We can remember the town name as follows:
So now we have this, which is a complete working program that we can compile and test on our simplified input ... this time with town names of multiple words.

Add complexity: Add more rows

All right. Next let's remove our simplifying assumption that says tempdata only contains one row. In other words, lets deal with several rows of data.
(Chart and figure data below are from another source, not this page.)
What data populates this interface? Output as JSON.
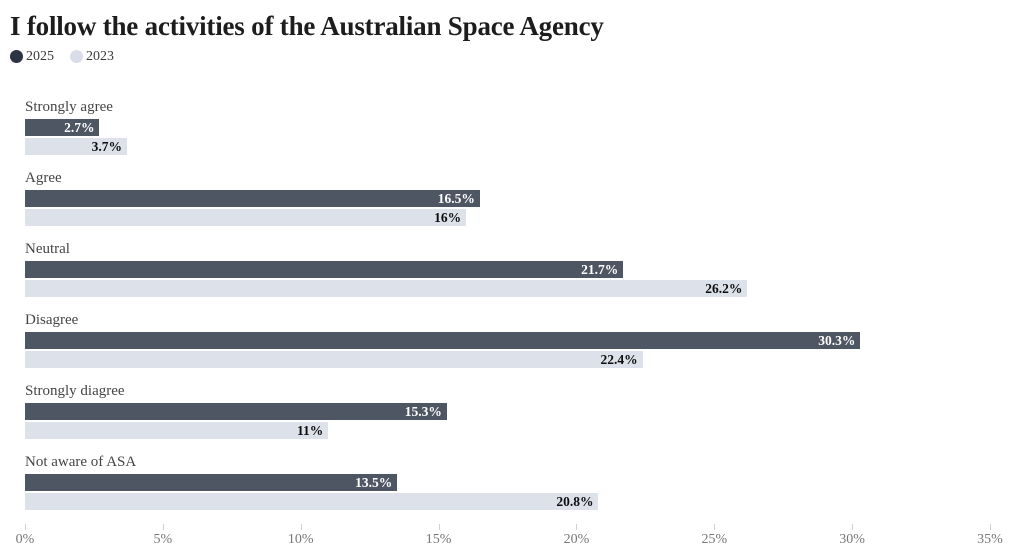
{
  "chart_data": {
    "type": "bar",
    "orientation": "horizontal",
    "title": "I follow the activities of the Australian Space Agency",
    "categories": [
      "Strongly agree",
      "Agree",
      "Neutral",
      "Disagree",
      "Strongly diagree",
      "Not aware of ASA"
    ],
    "series": [
      {
        "name": "2025",
        "color": "#4f5663",
        "legend_color": "#2c3343",
        "values": [
          2.7,
          16.5,
          21.7,
          30.3,
          15.3,
          13.5
        ],
        "labels": [
          "2.7%",
          "16.5%",
          "21.7%",
          "30.3%",
          "15.3%",
          "13.5%"
        ]
      },
      {
        "name": "2023",
        "color": "#dde1ea",
        "legend_color": "#d9dde9",
        "values": [
          3.7,
          16,
          26.2,
          22.4,
          11,
          20.8
        ],
        "labels": [
          "3.7%",
          "16%",
          "26.2%",
          "22.4%",
          "11%",
          "20.8%"
        ]
      }
    ],
    "xlim": [
      0,
      35
    ],
    "x_ticks": [
      "0%",
      "5%",
      "10%",
      "15%",
      "20%",
      "25%",
      "30%",
      "35%"
    ],
    "grid": false,
    "legend_position": "top-left",
    "value_labels": "inside-end"
  },
  "colors": {
    "title": "#1d1d1d",
    "category_label": "#454545",
    "axis_label": "#777777",
    "tick_mark": "#d0d0d0",
    "value_on_dark": "#ffffff",
    "value_on_light": "#0e0e0e",
    "background": "#ffffff"
  }
}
The key here is going to be determining that there is no more data to read. There's a trick to this: If you read in from an ifstream object and you come to the end of the file, the ifstream object goes into an error state.

Recall
If an istream is cast to a bool, it goes to false if it's in an error state, and true otherwise. So all we have to do is place the
fin >> s
that reads in the first string of a line in the while loop test-condition, and we'll fall out of the loop when the file ends and there is no "next line" to read.
Here's a solution along these lines.

Add complexity: Add headers

Next let's lift the assumption that all this header information has been stripped out of the file. How can we read through that garbage to get to the stuff we care about? Well, notice that the last word in the header is "NAME", and that it only occurs in that one place. We can keep reading in strings until we read the string "NAME"! This is pretty simple, it looks something like this:

...
  // Read in (and ignore!) header information
  string kill;
  while( (fin >> kill) && (kill != "NAME") )
  {
     // do nothing: ignore header info
  }

Add complexity: User can specify a data file

Lastly, we need to modify our program so that the file name is input by the user, as opposed to being hard-coded into the program. This is done, for example, as follows:

...
  // User enters file name
  string file;
  cout << "Enter name of input file: ";
  cin >> file;

  // Open census data file
  ifstream fin(file.c_str());
  if (!fin)
  {
    cout << "Error opening file!" << endl;
    return 0;
  }

An finally, here is a complete program!

Problems

  1. Census Statistics - The census keeps tables of populations and population densities for all of our states. Each state has its own file giving the names of all cities, towns, and CDP's ("census designated place" - this appears to be census-eese for "other") in that state. For example, take a look at Maryland's geographic census data. Getting information from these files presents us with problems that are very representative of what a lot of programming is about.
  2. Suppose your given a list of student names and alpha codes followed by a list of grades. Read this information in, and print out the name of the student with the highest average for the given grades. The format of your input is demonstrated in this example:
    John Jeffery Jones m040101 85, 95, 22, 54;
    Sandra Smith m040201 99, 98;
    Xavier Xenon Junior m050400 78, 80, 82, 84, 86, 88, 90;
    For this input, your program would print out
    Sandra Smith had the highest average.
    A good way to approach this problem would be to write three successive programs:
    1. A program that reads in students whose name is just one word, and whose list of grades always consists of a single score. For example, input for this might look like:
      Jones m040101 85
      Smith m040201 99
      Xenon m050400 78
    2. A program that reads in students whose names may consist of multiple words, but whose list of grades always consists of a single score. For example, input for this might look like:
      John Jeffery Jones m040101 85
      Sandra Smith m040201 99
      Xavier Xenon m050400 78
      Hint: Remember that if S is an object of type string and c is an object of type char, then c + S is the string object you get by tacking the character c onto the beginning of S.
    3. A program to solve the full problem.